At what temperature(s) is too cold that it will hurt the pads of my dogs paws if she is walked outside?

Also, since we have no sidewalks where I live is it bad for her to walk on a salted street. What does the salt do to her paws?


----------



## Jacksie2006 (Jun 23, 2008)

Salt may irritate the pads making them itch and making it unconfortable for them to walk until the salt is off of their pads. Once it is off they are back to normal, avoid it if possible, if not they will still be fine.


----------



## Rexandbaby (Aug 4, 2008)

You can also just wipe them with a damp towel after your walks!


----------



## ChattyCathy (Nov 22, 2008)

Does the salt affect them immediately or can I do something like a 1 to 2 mile walk and then wipe them off when we return?


----------



## rannmiller (Jun 27, 2008)

Paw Tectors?

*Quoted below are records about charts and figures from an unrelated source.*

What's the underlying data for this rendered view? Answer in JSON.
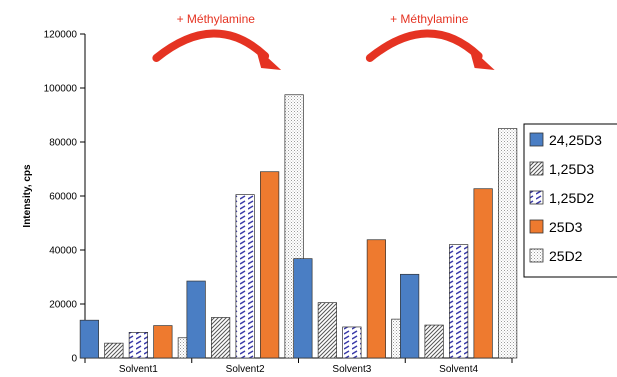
{
  "chart_data": {
    "type": "bar",
    "title": "",
    "xlabel": "",
    "ylabel": "Intensity, cps",
    "ylim": [
      0,
      120000
    ],
    "yticks": [
      0,
      20000,
      40000,
      60000,
      80000,
      100000,
      120000
    ],
    "categories": [
      "Solvent1",
      "Solvent2",
      "Solvent3",
      "Solvent4"
    ],
    "series": [
      {
        "name": "24,25D3",
        "values": [
          14000,
          28500,
          36800,
          31000
        ],
        "color": "#4a7ec4",
        "pattern": "solid"
      },
      {
        "name": "1,25D3",
        "values": [
          5500,
          15000,
          20500,
          12200
        ],
        "color": "#555555",
        "pattern": "diag-hatch"
      },
      {
        "name": "1,25D2",
        "values": [
          9500,
          60500,
          11500,
          42000
        ],
        "color": "#4040a0",
        "pattern": "dash-hatch"
      },
      {
        "name": "25D3",
        "values": [
          12000,
          69000,
          43800,
          62700
        ],
        "color": "#ee7a2f",
        "pattern": "solid"
      },
      {
        "name": "25D2",
        "values": [
          7500,
          97500,
          14400,
          85000
        ],
        "color": "#aaaaaa",
        "pattern": "dots"
      }
    ],
    "legend_position": "right",
    "grid": false,
    "annotations": [
      {
        "text": "+ Méthylamine",
        "from_category": "Solvent1",
        "to_category": "Solvent2"
      },
      {
        "text": "+ Méthylamine",
        "from_category": "Solvent3",
        "to_category": "Solvent4"
      }
    ],
    "arrow_color": "#e53322"
  }
}
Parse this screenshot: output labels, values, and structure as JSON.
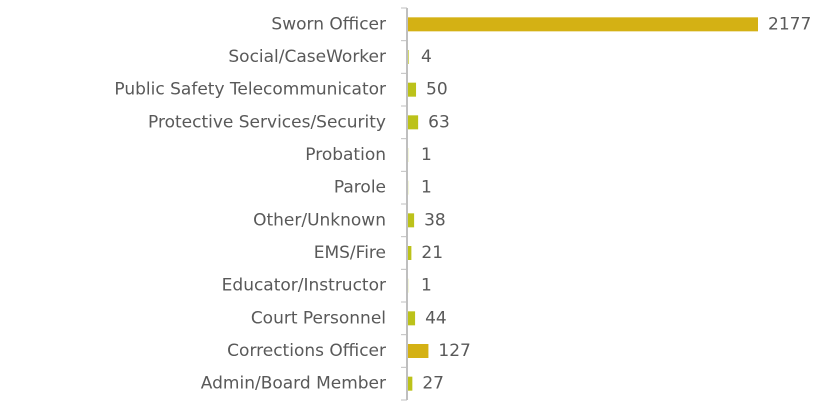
{
  "chart_data": {
    "type": "bar",
    "orientation": "horizontal",
    "categories": [
      "Sworn Officer",
      "Social/CaseWorker",
      "Public Safety Telecommunicator",
      "Protective Services/Security",
      "Probation",
      "Parole",
      "Other/Unknown",
      "EMS/Fire",
      "Educator/Instructor",
      "Court Personnel",
      "Corrections Officer",
      "Admin/Board Member"
    ],
    "values": [
      2177,
      4,
      50,
      63,
      1,
      1,
      38,
      21,
      1,
      44,
      127,
      27
    ],
    "colors": [
      "#d4b114",
      "#bcc21a",
      "#bcc21a",
      "#bcc21a",
      "#bcc21a",
      "#bcc21a",
      "#bcc21a",
      "#bcc21a",
      "#bcc21a",
      "#bcc21a",
      "#d4b114",
      "#bcc21a"
    ]
  }
}
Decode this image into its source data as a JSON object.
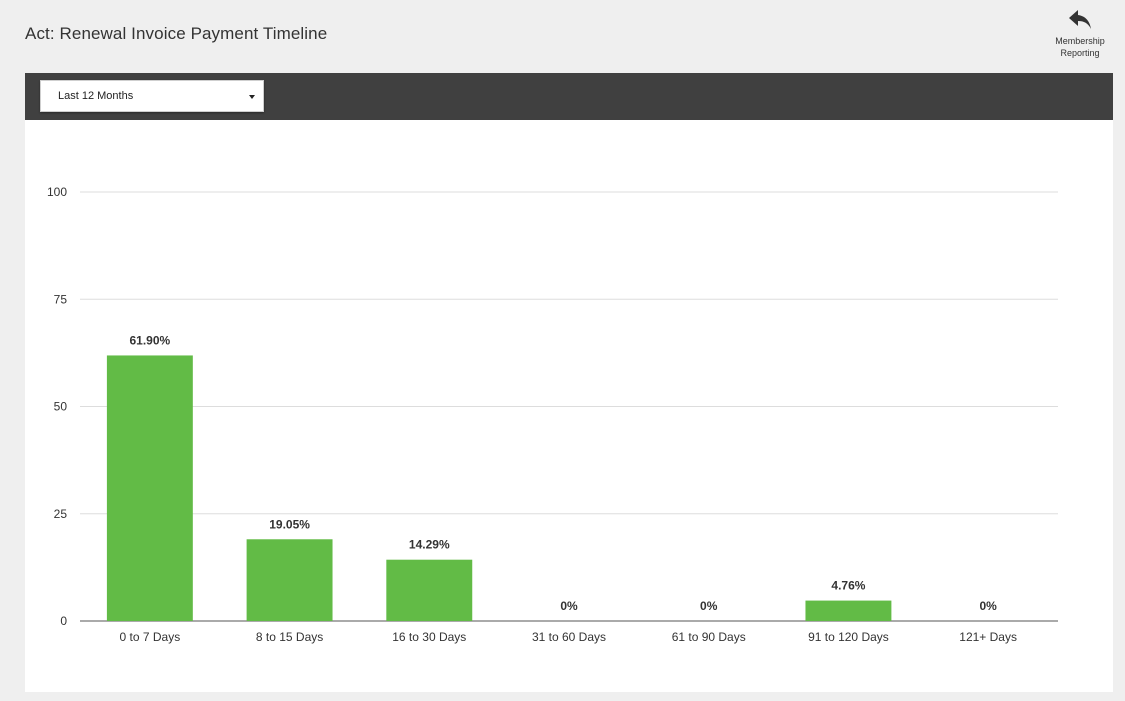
{
  "header": {
    "title": "Act: Renewal Invoice Payment Timeline",
    "back_link": {
      "icon": "reply-arrow-icon",
      "label_line1": "Membership",
      "label_line2": "Reporting"
    }
  },
  "toolbar": {
    "range_select": {
      "value": "Last 12 Months"
    }
  },
  "colors": {
    "bar": "#62bb46",
    "toolbar_bg": "#404040",
    "grid": "#dddddd",
    "axis": "#555555",
    "text": "#333333"
  },
  "chart_data": {
    "type": "bar",
    "title": "",
    "xlabel": "",
    "ylabel": "",
    "categories": [
      "0 to 7 Days",
      "8 to 15 Days",
      "16 to 30 Days",
      "31 to 60 Days",
      "61 to 90 Days",
      "91 to 120 Days",
      "121+ Days"
    ],
    "values": [
      61.9,
      19.05,
      14.29,
      0,
      0,
      4.76,
      0
    ],
    "data_labels": [
      "61.90%",
      "19.05%",
      "14.29%",
      "0%",
      "0%",
      "4.76%",
      "0%"
    ],
    "ylim": [
      0,
      100
    ],
    "yticks": [
      0,
      25,
      50,
      75,
      100
    ],
    "grid": true,
    "legend": "none"
  }
}
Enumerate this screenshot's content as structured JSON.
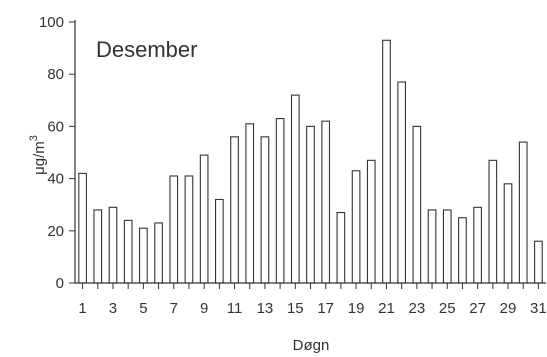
{
  "chart_data": {
    "type": "bar",
    "title": "Desember",
    "xlabel": "Døgn",
    "ylabel": "μg/m",
    "ylabel_superscript": "3",
    "ylim": [
      0,
      100
    ],
    "yticks": [
      0,
      20,
      40,
      60,
      80,
      100
    ],
    "grid": false,
    "categories": [
      1,
      2,
      3,
      4,
      5,
      6,
      7,
      8,
      9,
      10,
      11,
      12,
      13,
      14,
      15,
      16,
      17,
      18,
      19,
      20,
      21,
      22,
      23,
      24,
      25,
      26,
      27,
      28,
      29,
      30,
      31
    ],
    "x_tick_labels": [
      "1",
      "3",
      "5",
      "7",
      "9",
      "11",
      "13",
      "15",
      "17",
      "19",
      "21",
      "23",
      "25",
      "27",
      "29",
      "31"
    ],
    "values": [
      42,
      28,
      29,
      24,
      21,
      23,
      41,
      41,
      49,
      32,
      56,
      61,
      56,
      63,
      72,
      60,
      62,
      27,
      43,
      47,
      93,
      77,
      60,
      28,
      28,
      25,
      29,
      47,
      38,
      54,
      16
    ]
  }
}
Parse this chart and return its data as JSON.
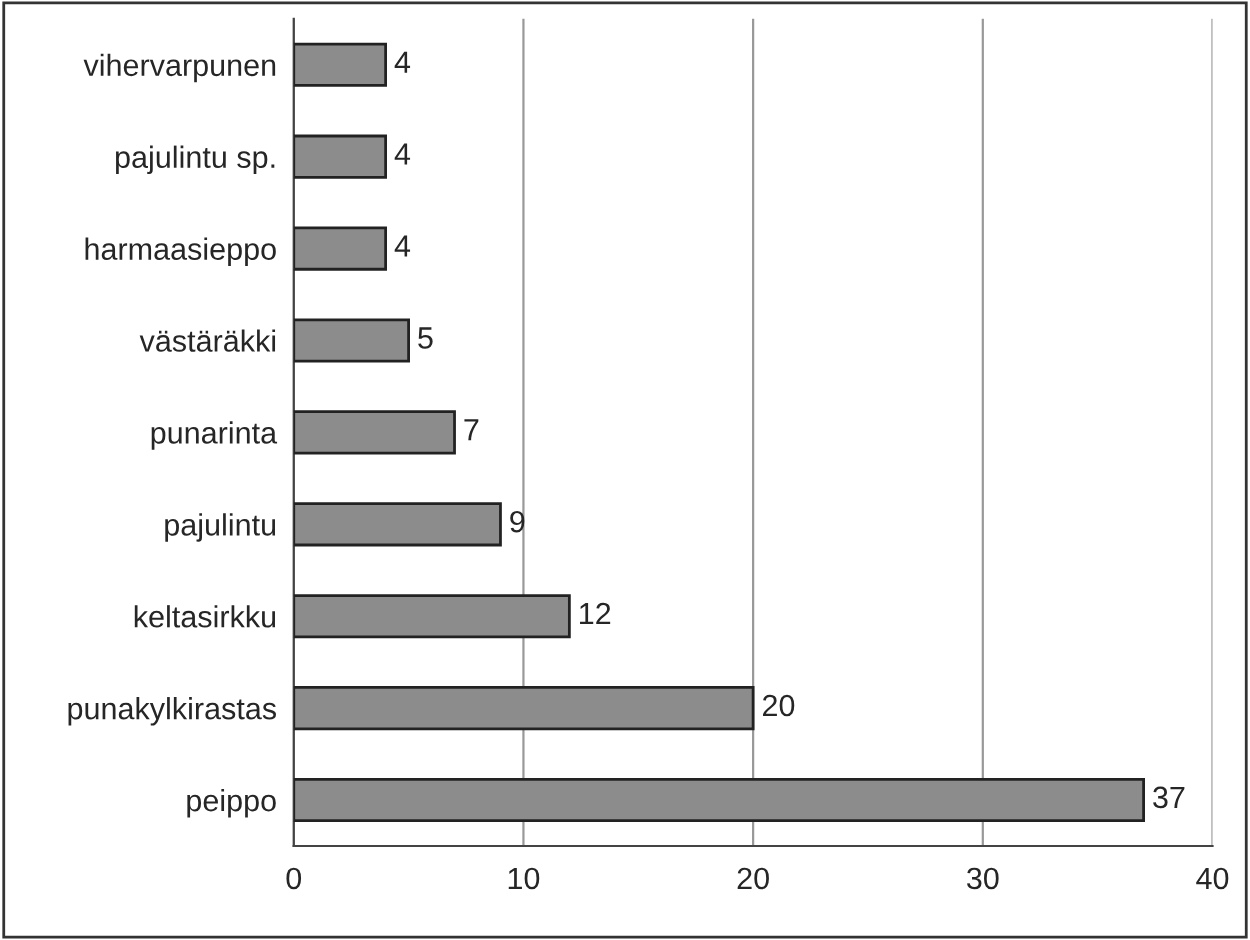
{
  "chart_data": {
    "type": "bar",
    "orientation": "horizontal",
    "categories": [
      "vihervarpunen",
      "pajulintu sp.",
      "harmaasieppo",
      "västäräkki",
      "punarinta",
      "pajulintu",
      "keltasirkku",
      "punakylkirastas",
      "peippo"
    ],
    "values": [
      4,
      4,
      4,
      5,
      7,
      9,
      12,
      20,
      37
    ],
    "color": "#8c8c8c",
    "xlim": [
      0,
      40
    ],
    "xticks": [
      0,
      10,
      20,
      30,
      40
    ],
    "grid": "x",
    "data_labels": true
  }
}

Paw Tectors Paw Protectors at PETCO


----------



## chowder (Sep 7, 2008)

When we lived in Vermont and it got WAY below zero, the only way the dogs let us know it was too cold to walk was to lay down and stop. They have pretty tough pads. You can use bag balm or vaseline on their pads to keep the salt off before and after the walks. Wipe them off after the walk and if they look cracked or dry, put some more bag balm on them. You can also try Muttluks doggie boots. I have heard they are really good. I always had trouble keeping boots on the dogs but never tried that brand and we don't need them anymore now that we live in NC.


----------